In concorso 'Io sono con te' di Guido Chiesa. Presentato 'Boardwalk Empire', la serie di Martin Scorsese

Guido Chiesa e la sua Maria di Nazareth in “Io sono con te” è l’ultimo degli italiani in concorso al Festival del Film di Roma. “Kill me please” del belga Olias Barco, invece, chiude l’elenco dei film in competizione in questa edizione.

Tra gli eventi della giornata, “Boardwalk Empire” di Martin Scorsese, puntata pilota di una serie con Steve Buscemi prodotta dal regista che racconta l’inizio del proibizionismo. Poi l’incontro con Inge Feltrinelli e vari scrittori condotto da Gad Lerner, seguito dalla proiezione del documentario “Inge film” di Luca Scarzella e Simonetta Fiori. Per L’Altro Cinema | Extra, fuori concorso, sarà proiettato “Yves Saint Laurent, L’amour fou” di Pierre Thoretton. Infine in concorso per la sezione Alice nella città ci saranno: “I want to be a soldier” dello spagnolo Christian Molina, “Tête de turc” del francese Pascal Elbé e “Herois” dello spagnolo Pau Freixas, mentre in collaborazione tra Alice nella città e L’Altro Cinema | Extra sarà presentato “Waiting for Superman” dal regista premio Oscar di Una scomoda verità David Guggenheim, un’inchiesta sulla crisi dell’istruzione pubblica negli Stati Uniti.

IO SONO CON TE
di Guido Chiesa, Italia 2010 (Rai Trade)
Nadia Khlifi, Rabeb Srairi, Mustapha Benstiti, Mohamed Idoudi, Ahmed Hafiene,Carlo Cecchi, Giorgio Colangeli, Fabrizio Gifuni.

In fondo è una storia d’amore. L’amore più grande, quello di una madre per il figlio, quello della madre e del figlio più famosi della storia.

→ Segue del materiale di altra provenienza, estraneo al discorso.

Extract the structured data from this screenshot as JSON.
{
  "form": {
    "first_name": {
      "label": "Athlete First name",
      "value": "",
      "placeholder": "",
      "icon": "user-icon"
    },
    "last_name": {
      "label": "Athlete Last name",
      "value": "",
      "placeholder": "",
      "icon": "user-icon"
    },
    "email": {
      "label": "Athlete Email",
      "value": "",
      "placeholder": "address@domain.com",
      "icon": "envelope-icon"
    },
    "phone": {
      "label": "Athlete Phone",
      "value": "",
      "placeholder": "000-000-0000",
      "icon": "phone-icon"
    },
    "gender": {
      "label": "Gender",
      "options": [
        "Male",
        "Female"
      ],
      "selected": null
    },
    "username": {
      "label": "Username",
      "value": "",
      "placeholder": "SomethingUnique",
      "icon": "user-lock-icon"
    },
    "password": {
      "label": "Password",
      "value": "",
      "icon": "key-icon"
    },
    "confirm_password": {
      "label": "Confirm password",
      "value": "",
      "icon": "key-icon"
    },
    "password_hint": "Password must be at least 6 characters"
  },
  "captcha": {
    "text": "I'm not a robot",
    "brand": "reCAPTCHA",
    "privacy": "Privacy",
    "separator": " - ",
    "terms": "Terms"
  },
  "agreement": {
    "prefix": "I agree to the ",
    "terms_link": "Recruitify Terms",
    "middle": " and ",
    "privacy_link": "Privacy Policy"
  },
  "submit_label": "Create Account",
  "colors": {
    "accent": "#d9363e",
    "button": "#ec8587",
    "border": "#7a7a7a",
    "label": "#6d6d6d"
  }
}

Nella Galilea di duemila anni fa, Maria viene promessa in sposa a Giuseppe, vedovo e con due figli. Maria è giovane, dolcissima, con idee e sentimenti limpidi e forti. Giuseppe ha un cuore grande, è gentile, e accetta la misteriosa gravidanza di Maria senza fare troppe domande. Nemmeno quando Maria comincia a mettere in discussione la legge di Mardocheo, il fratello più anziano di Giuseppe e capo della comunità. Leggi fatte dagli uomini, che prescrivono solo disciplina e sottomissione. La nascita di suo figlio Gesù non fa che rafforzarla nelle sue convinzioni, che difende sempre con un sorriso più forte di cento spade. “Il Signore ci chiede misericordia, non sacrifici”, dirà quando si rifiuterà di sottoporre suo figlio alla circoncisione. E ricorderà sempre: “Io sono cresciuta nell'amore, a cominciare dal latte materno”. Così crescerà suo figlio Gesù, nell’amore incondizionato, che nulla chiede in cambio, che sta sopra le regole degli uomini, e che per questo è rivoluzionario.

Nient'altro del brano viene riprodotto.